Energy and nutrients supplies were estimated using FAO food balance sheets (FBS) data(1). These data comprise the annual supply of 85 groups of food commodities, which are aggregates of many food items. These 85 groups were disaggregated and mapped to 701 foods in the UK food composition tables(2), which were used to estimate the supply of energy and nutrients. All data were converted to represent the food as eaten and adjusted for household waste. The data were based on an average of three years supply data from the FBS (2009–2011) and separated into the proportion of nutrients from domestic production (production minus exports and variation in domestic stocks), imported and exported food. This was compared with population-level dietary requirements, from dietary reference values and recommendations, which were weighted to take into account differences in requirements by age and sex of the population.

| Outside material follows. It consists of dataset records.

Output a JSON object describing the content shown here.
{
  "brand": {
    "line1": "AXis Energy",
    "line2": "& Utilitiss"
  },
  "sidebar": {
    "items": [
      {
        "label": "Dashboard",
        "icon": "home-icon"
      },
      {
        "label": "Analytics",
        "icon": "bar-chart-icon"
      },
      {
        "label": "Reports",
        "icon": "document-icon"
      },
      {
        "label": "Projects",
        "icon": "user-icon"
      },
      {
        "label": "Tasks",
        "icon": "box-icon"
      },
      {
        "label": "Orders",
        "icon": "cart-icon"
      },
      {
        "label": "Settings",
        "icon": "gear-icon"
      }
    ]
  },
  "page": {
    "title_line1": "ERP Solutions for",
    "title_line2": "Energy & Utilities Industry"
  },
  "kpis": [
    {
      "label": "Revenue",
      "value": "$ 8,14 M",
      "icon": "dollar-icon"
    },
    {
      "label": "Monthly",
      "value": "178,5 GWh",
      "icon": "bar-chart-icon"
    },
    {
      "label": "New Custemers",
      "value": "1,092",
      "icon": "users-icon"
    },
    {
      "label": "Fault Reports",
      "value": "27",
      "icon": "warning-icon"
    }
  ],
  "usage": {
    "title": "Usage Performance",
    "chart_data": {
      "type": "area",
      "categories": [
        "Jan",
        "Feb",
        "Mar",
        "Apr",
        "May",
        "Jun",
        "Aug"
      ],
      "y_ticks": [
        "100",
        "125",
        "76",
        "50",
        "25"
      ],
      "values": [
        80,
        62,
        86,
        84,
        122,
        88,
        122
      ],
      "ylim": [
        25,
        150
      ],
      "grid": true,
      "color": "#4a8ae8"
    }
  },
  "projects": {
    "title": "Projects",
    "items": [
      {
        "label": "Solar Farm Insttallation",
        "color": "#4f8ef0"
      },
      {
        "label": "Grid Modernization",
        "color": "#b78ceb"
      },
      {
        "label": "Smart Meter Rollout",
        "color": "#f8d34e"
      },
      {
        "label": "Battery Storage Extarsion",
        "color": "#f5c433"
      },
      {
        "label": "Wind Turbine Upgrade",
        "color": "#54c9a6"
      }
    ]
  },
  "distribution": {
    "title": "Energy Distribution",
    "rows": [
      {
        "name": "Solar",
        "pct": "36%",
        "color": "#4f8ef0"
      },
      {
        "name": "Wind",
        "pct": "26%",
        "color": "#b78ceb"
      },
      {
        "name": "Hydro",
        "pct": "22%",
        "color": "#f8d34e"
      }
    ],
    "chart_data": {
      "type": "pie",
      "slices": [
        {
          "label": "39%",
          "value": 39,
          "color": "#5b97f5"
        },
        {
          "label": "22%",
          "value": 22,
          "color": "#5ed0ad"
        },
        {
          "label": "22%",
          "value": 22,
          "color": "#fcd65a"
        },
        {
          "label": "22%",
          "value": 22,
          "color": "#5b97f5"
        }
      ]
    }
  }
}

The total supply of nutrients in the UK was sufficient to meet population-level energy and nutrient requirements, with the exception of fibre (non-starch polysaccharides) (see figure). This reflects the supply of highly refined cereal products. It was estimated that if all cereal- based products were wholegrain there would be sufficient fibre to meet the population requirements. The UK rely on imports for energy, iron and zinc, while domestic supply of vitamins A and C was marginal. Vegetables and fruit were the main sources of vitamin A and C, respectively, with approximately 80 % of vitamin C from fruit and 57 % of vitamin A from vegetables coming from imports, the majority of which come through Europe. For food such as free sugars and fats the supply was much greater than maximum recommendations.

These data show the importance of going beyond food security to consider the nutrient quality of the food supply within a country. It also highlights the reliance on international trade to achieve the required nutrient supply and the globalisation of the food system.

1FAO/UN food balance sheet (2018) http://www.fao.org/economic/ess/fbs/en/.
2McCance and Widdowson's The composition of foods (2015) Seventh Edition.